Monday, May 9, 2016

Wake up, Suresh!

It is time to admit and confess explicitly of somethings that I've been refusing to confront and take a hard look. For about an year now, I've been lacking discipline. There was a time when my entire year was on a plan, not day by day, but quite a few highlights were planned. Now-a-days I freak out to plan a simple dinner date with friends. In the past, if there was a problem that is nagging me, I would put extra effort to figure the heck out of it. These days, I ignore it and/or even worse, plain deny it. I used to enjoy being in presence of people. Now a days, I can only tolerate people for a little while, except a very few friends. I used to be quite patient; these days I get annoyed quite quickly. Used to be quite unwavering, unfazed and level headed. These days, I get worried and freeze up. I even have had tough time choosing simple things at a grocery store, like picking toothpaste. How hard can it be? Well, it shouldnt be. However this is how my train of thoughts go..Well there are 20 different kinds, which one should I pick? Am I doing the right decision? Is it good for health? Am I over paying? You get the point... Similar thought process goes on when I go to buy clothes/shoes. I know I need to get better shoes. I go to the shop, look at a couple of them, peruse them, and talk myself out of buying anything. Thats another thing. I used to absorb and observe everything, now a days I just get a gist of things, never truly completely understand/see/hear/feel anything. I always seem to be in a hurry to be somewhere else, and that somewhere else probably doesnt exist in this world. Work has consumed me, and I had no other life. Not works fault, I just hid myself behind it, as it just felt more comfortable. It just took a little long to realize, I was using work as an excuse even though it wasn't the case.
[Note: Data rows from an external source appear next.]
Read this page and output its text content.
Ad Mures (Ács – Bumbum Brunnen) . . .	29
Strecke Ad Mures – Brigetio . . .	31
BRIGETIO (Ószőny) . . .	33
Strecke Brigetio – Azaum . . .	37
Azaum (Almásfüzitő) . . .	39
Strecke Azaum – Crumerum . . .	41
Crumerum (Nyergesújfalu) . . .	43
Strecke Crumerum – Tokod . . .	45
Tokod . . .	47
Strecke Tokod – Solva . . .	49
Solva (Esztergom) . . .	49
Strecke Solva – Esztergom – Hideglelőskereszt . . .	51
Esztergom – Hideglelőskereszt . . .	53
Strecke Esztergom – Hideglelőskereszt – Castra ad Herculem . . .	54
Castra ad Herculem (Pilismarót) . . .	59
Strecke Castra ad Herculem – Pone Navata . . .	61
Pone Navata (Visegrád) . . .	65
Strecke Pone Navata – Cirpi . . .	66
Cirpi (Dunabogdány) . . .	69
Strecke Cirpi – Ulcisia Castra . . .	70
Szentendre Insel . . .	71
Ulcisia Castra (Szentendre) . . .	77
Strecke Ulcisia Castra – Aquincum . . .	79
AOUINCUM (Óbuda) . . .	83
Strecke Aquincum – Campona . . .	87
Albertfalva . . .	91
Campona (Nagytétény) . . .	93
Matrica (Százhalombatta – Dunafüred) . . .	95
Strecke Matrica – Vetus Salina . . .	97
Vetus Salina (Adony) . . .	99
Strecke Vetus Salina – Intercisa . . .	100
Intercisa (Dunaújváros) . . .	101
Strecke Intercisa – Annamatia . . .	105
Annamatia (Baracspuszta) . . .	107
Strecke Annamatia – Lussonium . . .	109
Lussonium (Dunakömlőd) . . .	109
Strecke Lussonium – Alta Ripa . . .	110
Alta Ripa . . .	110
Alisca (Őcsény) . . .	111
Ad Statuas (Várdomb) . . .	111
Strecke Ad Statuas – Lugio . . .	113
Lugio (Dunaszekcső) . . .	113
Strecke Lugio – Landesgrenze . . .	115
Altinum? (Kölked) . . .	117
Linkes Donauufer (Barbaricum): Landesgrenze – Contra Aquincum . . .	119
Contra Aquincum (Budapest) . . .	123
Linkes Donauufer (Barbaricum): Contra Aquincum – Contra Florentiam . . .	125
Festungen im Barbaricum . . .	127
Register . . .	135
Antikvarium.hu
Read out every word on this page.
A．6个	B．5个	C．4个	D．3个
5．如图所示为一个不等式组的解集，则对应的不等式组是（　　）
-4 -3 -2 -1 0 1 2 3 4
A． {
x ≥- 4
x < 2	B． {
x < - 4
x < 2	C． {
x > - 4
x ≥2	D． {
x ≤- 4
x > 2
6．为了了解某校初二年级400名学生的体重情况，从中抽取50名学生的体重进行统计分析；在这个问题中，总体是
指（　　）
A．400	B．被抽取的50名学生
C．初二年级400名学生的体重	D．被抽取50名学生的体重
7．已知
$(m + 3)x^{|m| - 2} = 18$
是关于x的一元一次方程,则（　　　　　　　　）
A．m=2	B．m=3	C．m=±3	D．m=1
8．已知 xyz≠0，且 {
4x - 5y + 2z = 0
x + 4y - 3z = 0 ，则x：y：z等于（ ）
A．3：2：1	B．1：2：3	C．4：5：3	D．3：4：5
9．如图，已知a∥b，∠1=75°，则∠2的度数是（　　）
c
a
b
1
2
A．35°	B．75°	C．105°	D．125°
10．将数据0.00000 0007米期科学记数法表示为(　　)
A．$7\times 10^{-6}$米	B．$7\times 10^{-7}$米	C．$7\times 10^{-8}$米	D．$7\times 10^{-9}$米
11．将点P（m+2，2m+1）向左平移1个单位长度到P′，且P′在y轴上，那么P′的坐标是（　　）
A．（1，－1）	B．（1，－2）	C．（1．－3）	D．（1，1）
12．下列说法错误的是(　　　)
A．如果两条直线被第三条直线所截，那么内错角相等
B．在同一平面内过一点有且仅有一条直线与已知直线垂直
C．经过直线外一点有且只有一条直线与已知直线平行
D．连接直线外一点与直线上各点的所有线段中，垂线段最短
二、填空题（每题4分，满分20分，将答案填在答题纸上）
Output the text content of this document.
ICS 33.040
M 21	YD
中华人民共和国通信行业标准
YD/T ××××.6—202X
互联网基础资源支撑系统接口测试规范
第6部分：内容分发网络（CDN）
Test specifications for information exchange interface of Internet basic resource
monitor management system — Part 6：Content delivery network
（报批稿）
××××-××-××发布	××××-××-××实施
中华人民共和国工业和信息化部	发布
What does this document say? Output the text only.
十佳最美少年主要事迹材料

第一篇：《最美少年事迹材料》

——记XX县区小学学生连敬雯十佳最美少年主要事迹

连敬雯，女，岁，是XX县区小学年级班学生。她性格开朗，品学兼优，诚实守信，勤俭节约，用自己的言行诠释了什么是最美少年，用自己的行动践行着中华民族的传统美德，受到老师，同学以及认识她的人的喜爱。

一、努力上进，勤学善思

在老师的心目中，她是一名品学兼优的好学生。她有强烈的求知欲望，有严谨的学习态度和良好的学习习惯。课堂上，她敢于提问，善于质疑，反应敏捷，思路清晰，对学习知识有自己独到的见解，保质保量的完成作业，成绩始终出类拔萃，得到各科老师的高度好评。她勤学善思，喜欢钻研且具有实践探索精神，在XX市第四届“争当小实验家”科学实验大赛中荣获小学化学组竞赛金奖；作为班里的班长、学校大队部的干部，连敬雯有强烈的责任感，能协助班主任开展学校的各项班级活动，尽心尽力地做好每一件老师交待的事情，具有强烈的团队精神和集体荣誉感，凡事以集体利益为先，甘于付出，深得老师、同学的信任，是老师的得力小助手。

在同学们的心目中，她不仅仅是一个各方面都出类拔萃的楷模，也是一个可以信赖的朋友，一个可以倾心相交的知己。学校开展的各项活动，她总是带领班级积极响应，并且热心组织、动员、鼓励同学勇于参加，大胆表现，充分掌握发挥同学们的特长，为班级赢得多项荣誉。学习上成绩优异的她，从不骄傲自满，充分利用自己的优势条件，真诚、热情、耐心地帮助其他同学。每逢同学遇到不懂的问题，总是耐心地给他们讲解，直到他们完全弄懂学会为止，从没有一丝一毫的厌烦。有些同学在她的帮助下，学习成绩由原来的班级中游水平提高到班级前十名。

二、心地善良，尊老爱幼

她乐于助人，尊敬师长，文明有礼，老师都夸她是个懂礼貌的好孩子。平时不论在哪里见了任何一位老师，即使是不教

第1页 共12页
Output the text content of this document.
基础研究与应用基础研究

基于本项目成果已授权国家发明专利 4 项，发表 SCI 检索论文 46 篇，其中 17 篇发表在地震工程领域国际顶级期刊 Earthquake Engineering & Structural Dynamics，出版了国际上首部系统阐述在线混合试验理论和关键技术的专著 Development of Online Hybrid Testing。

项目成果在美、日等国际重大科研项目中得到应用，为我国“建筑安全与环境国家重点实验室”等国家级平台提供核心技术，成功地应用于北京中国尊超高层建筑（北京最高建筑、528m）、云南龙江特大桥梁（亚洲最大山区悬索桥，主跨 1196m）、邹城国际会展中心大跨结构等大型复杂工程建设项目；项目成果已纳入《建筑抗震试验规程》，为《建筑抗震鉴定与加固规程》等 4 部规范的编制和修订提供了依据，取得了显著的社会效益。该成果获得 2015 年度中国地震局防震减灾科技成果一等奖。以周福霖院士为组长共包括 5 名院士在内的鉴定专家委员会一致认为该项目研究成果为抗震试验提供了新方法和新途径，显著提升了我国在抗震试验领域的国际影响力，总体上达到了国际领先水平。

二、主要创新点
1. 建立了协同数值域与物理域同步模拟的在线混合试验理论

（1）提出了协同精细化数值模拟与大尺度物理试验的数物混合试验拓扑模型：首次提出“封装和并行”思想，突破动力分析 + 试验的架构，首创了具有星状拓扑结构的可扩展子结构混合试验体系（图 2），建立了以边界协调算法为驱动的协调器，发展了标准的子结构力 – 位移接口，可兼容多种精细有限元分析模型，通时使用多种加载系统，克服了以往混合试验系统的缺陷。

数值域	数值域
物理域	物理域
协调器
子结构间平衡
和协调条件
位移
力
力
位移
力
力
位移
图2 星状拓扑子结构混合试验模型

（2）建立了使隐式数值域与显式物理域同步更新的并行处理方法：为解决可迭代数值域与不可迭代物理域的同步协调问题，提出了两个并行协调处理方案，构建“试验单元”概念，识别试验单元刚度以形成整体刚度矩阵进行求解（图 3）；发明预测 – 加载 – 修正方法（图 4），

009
Even though at the back of my mind I knew I was procrastinating and that I need to get hold of life, I kept convincing myself it is ok to let go after such a life event last year. To some extent, I was hiding behind the veil of sorrows, and pity. I talked to myself, its ok, no need to plan anything, you just been through a major life change, things will fall into place in due time. This may be ok if I were ok with how this makes me feel. I feel out of control, like a kite left to the whims of the breeze. This is not how I should let my life go. I should grab hold of its horn and make it my own. Do something everyday that makes me happy, even if it is getting an ice cream.
This negligence and lack of discipline have caused me troubles in various parts. First and foremost, my health. It has deteriorated, and gained a bit of weight and what I always knew will happen, gained more cholesterol. 269 to be exact. Yep, that puts me in a very high risk for heart diseases. Even though I knew I had to go get my health checked, I didn't. May be I was avoiding it because I knew I would have to confront the unhealthy part of me.
Enough of this nonsense. It is time for me to start living my life to the fullest. Time for me to get out, enjoy the world. Time to get discipline into life. Time to get healthy and fit. It is time to be happy and content and bubbling with enthusiasm again.
I've decided to write about what I'm doing to turn around on this blog. This is not to show anybody anything, this is just to keep myself honest and accountable.
First thing I want to get hold of is my health. To attack this, I wanna do the following:
- Chart out what I'm doing for fitness, exercise, play
- Track what I'm eating and when
- Track the amount of sleep and the timings
- Track the amount of water in-take, coffee/tea in-take
- Track the number of drinks per week
This is the first step. One of the next posts will be with this information tracked for this week.